2) However, we may be able to understand this if we think about the way the Tiferet Yisrael #45 explains; that the neighbor says to the shopkeeper or baker that when the other residents of the chatzer or mavoy come to buy from you bread for the eruv, please give them a little more bread for me.
3) What is happening is that the residents have decided that they need to make an eruv of the chatzer or a shituf of the mavoy, and to do this one needs bread or wine. The obvious person to do this for them is the local shop owner, because he has bread or wine. Therefore the neighbors go to the shop owner and give him money to purchase their share of the eruv. Our Mishnah is discussing one of the residents who went on his own to the shopkeeper, and anticipates that at some later stage his neighbors will also approach him in order to make an eruv or shituf together with him. The first neighbor gets in first and asks the shopkeeper to give a bit more food so that will be for his part of the eruv.

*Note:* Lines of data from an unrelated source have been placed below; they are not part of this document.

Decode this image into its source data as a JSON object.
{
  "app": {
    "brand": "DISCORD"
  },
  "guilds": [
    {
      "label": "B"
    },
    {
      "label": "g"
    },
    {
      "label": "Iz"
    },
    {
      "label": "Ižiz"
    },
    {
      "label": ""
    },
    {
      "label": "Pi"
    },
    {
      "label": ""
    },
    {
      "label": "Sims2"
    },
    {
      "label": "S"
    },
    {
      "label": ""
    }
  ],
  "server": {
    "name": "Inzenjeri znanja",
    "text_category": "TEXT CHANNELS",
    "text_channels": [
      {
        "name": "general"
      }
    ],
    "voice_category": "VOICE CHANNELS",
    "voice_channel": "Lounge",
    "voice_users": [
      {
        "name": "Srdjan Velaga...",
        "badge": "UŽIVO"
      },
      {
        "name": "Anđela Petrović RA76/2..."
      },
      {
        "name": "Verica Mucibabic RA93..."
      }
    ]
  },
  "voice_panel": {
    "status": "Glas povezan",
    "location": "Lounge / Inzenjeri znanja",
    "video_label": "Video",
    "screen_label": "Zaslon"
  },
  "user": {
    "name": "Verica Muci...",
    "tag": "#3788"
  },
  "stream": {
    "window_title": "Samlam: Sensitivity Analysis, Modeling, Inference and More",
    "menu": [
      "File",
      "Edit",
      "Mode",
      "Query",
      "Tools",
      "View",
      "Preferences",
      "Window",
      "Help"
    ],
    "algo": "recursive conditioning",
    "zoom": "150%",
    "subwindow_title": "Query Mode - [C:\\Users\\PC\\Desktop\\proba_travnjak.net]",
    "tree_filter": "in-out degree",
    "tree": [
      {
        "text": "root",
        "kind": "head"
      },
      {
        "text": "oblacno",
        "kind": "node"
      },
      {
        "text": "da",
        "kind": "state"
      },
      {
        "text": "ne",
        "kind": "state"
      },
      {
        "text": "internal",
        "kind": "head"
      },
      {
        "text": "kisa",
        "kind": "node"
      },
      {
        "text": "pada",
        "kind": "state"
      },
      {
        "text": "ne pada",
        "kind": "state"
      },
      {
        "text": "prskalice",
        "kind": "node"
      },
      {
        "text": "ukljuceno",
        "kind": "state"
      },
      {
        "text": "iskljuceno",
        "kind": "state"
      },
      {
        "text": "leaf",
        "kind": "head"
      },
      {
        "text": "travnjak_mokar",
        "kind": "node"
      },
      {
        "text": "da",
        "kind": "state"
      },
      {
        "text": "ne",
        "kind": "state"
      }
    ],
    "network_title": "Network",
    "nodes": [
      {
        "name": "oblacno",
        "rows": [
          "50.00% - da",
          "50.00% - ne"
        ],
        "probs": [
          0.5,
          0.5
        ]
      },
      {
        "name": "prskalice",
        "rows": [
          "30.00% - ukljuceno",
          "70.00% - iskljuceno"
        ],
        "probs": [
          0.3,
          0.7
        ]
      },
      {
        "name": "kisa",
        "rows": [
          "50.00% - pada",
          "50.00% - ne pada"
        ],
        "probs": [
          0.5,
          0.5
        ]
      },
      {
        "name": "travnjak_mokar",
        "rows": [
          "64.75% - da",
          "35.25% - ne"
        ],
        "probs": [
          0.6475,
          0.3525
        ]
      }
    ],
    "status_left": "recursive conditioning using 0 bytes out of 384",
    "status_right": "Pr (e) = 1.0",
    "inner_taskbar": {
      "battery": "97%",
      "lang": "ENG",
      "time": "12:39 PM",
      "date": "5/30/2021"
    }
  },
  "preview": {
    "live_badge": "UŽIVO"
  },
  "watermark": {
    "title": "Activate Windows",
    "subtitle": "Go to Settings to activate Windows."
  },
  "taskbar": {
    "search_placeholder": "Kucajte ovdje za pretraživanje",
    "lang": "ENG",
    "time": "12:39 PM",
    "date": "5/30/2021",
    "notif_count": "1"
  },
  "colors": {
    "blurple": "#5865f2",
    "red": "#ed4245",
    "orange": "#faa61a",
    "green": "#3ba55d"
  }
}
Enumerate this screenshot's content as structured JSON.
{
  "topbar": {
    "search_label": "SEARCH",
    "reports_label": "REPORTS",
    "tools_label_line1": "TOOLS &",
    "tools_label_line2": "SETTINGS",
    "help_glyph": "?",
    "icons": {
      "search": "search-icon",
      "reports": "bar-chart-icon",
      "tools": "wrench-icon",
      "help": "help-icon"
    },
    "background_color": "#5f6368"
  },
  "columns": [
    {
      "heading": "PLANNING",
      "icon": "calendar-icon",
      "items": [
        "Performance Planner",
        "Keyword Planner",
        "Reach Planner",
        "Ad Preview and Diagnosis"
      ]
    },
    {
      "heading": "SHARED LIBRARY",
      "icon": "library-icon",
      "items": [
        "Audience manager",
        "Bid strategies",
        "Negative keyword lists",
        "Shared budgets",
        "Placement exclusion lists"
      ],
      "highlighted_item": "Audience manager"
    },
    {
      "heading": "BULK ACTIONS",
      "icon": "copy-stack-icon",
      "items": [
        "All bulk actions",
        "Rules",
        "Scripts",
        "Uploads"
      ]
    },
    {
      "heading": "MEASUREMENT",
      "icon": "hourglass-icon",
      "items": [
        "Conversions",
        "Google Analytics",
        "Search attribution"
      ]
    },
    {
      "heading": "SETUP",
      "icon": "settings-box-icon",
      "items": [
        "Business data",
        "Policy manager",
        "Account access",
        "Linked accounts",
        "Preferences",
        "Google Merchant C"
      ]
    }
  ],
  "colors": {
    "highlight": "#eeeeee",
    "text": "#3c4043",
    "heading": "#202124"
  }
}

4) If there would not be a shop owner who also lived in the mavoy or chatzer the residents would go and buy bread somewhere else and put it in the house of one of the residents. But since it so happens that there is a shop owner who also lives here, his house is the obvious address to put the eruv in. This is why Rashi writes that the baker is "dar imo"; since it now follows that the eruv can be placed in his house.